Life

Compassion play: Writer Fionnuala Kennedy giving homeless women a voice

Playwright Fionnuala Kennedy knows the lack of power that comes from being homeless. She tells Joanne Sweeney how her play Hostel is helping give a voice to people who are not often heard

Playwright and theatre-maker Fionnuala Kennedy whose play Hostel is being used to create awareness of homelessness Picture: Darren Kidd /Press Eye
Playwright and theatre-maker Fionnuala Kennedy whose play Hostel is being used to create awareness of homelessness Picture: Darren Kidd /Press Eye Playwright and theatre-maker Fionnuala Kennedy whose play Hostel is being used to create awareness of homelessness Picture: Darren Kidd /Press Eye

BELFAST native Fionnuala Kennedy has a fire in her belly and that's to use her art to help call for a special dedicated hostel for women battling addition.

"There's a hostel for men with addition in Belfast, not for women but yet we see those women on your streets, addicted to heroin or something else," said Fionnuala about her next project. She's one half of the dynamic duo behind MACHA Productions, a theatre-making company committed to producing women-only plays.

Giving a voice and a platform to those marginalised, particularly women, in our society, through a lack of housing or employment, racism or homophobia, is something that Fionnuala strives to do in her work.

Now a critically acclaimed playwright, the womens's lives that she writes about are not that distant from her own earlier life experiences. In her first play Hostel (produced by Kabosh Theatre in 2010), she used her experience of living in a Belfast hostel as a young single mother. It will be performed tonight at the Baby Grand Opera House in a special performance to an invited audience, hosted by Choice Housing and the Simon Community, to shine a light on the problem to key decision-makers.

"I had done well at school and had a bright future ahead of me but got pregnant at 20 and had my daughter Joanne at 21," explained Fionnuala. "My life was turned upside down. I gave family life a go but it didn't work out.

"I broke up with my daughter's father when she was just a baby. I wasn't working and had no money so I moved back with my mummy for a while. Then I moved into a friend's place for about eight months and also stayed with some cousins for a time. But I wasn't going anywhere with the sofa-hopping and couldn't start building a life until I had a place of my own.

"I went to the homeless advice centre as I felt I couldn't maintain a job as I was living in different places and my daughter was being passed from pillar to post.
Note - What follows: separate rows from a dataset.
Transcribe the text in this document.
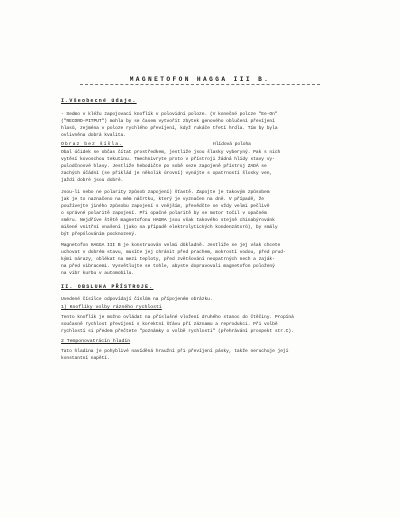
MAGNETOFON HAGGA III B.
I.Všeobecné údaje.
- Sedmo v kléžu zapojovací knoflík v polovidní poloze. (V konečné polcze "Ee-On"
("RECORD-PITPUT") mohla by se časem vytvořit zbytek genového oblučení převíjení
hlasů, zejména v poloze rychlého převíjení, když rukáče třetí hrdla. Tím by byla
ovlivněna dobrá kvalita.
Obraz bez šíšla.	Hlídová poloha
Obal účidek se občas čítat prostředkem, jestliže jsou šlasky vyberyný. Pak s nich
vytěsí kovoschou tekutinu. Tmechnivryte proto v přístroji žádná hlídy stavy vy-
pulodčnosvé hlasy. Jestliže hebodičte po sobě seze zapojeně přístroj ZADÁ se
zachých účádní (se přiklád je několik úrovní) vynájte s opatrností šlosky ven,
jaždí dobré jsou dobré.
Jsou-li nebo ne polarity způsob zapojení) šťastě. Zapojte je takovým způsobem
jak je to naznačeno na mém náčrtku, který je vyznačen na dně. V případě, že
používejte jiného způsobu zapojení s vnějším, převědčte se vždy velmi pečlivě
o správné polaritě zapojení. Při opačné polaritě by se motor točil v opačném
směru. Nejdříve štětě magnetofonu HAGRA jsou však takového stejně chinabýrovánk
mišené vnitřní vnašení (jako na případě elektrolytických kondenzátorů), by smály
být přepólováním pocknozený.
Magnetofon HAGGA III B je konstruován velmi důkladně. Jestliže se jej však chcete
uchovat v dobrém stavu, musíte jej chránit před prachem, mokrostí vodou, před prud-
kými nárazy, oblékat na mezi teploty, před zvětšování neopatrných nech a zaják-
na před vibracemi. Vysvětlujte se tohle, abyste dopravovali magnetofon položený
na vibr kurbu v automobilu.
II. OBSLUHA PŘÍSTROJE.
Uvedené čísílce odpovídají číslům na přípojeném obrázku.
1) Knoflíky volby rázného rychlosti
Tento knoflík je možno ovládat na příslušné vložení druhého stanoc do čtěčiny. Propíná
současně rychlost převíjení s korektní šťávu pří záznamu a reprodukci. Při volbě
rychlostí si předem přečtete "poznámky o volbě rychlosti" (přehrávání prospekt str.C).
2 Temponovatrácín hladín
Tato hladina je pohyblivé navíděná hraužní při převíjení pásky, takže neruchuje její
konstantní napětí.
They suggested a hostel for young families. At first, I thought that there was no way I was going to live in a hostel; I suppose I thought it was below me. But I went down to look at it, it was really lovely and the staff very friendly so we lived there for nearly a year. That was in 2007."

Fionnuala said that she found the process of being offered three housing choices – one of which you must take or you go off the waiting list for a year – frustrating.

"All my fight was gone. I felt that I had hit rock bottom and that my whole future was in somebody else's hands, which it really is when you are homeless – you have to wait until someone else does something," she added.

"It was great when I finally did get a house in east Belfast. My daughter was able to go to the local nursery, there was an after-school club so I could still work and do longer hours. I got a better job and was able to come off all benefits."

She was greatly helped and supported by co-MACHA director Jo Egan, who gave her a job at Kabosh, where she had been creative producer.

The homelessness problem is even worse now than when Fionnuala was in the hostel; 18,600 homeless households in the north reported to the Housing Executive in the last year and more than 50 individuals declare themselves homeless every day.

“Now more than ever, people who are homeless are often viewed as exaggerating their situations to get a free house, as drug-addled wasters who don’t want to work or help themselves," Fionnuala said.

"These judgments have dangerous consequences. I want the play to offer hope in navigating and surviving this sometimes brutal system, and showing that compassion and understanding can make all the difference."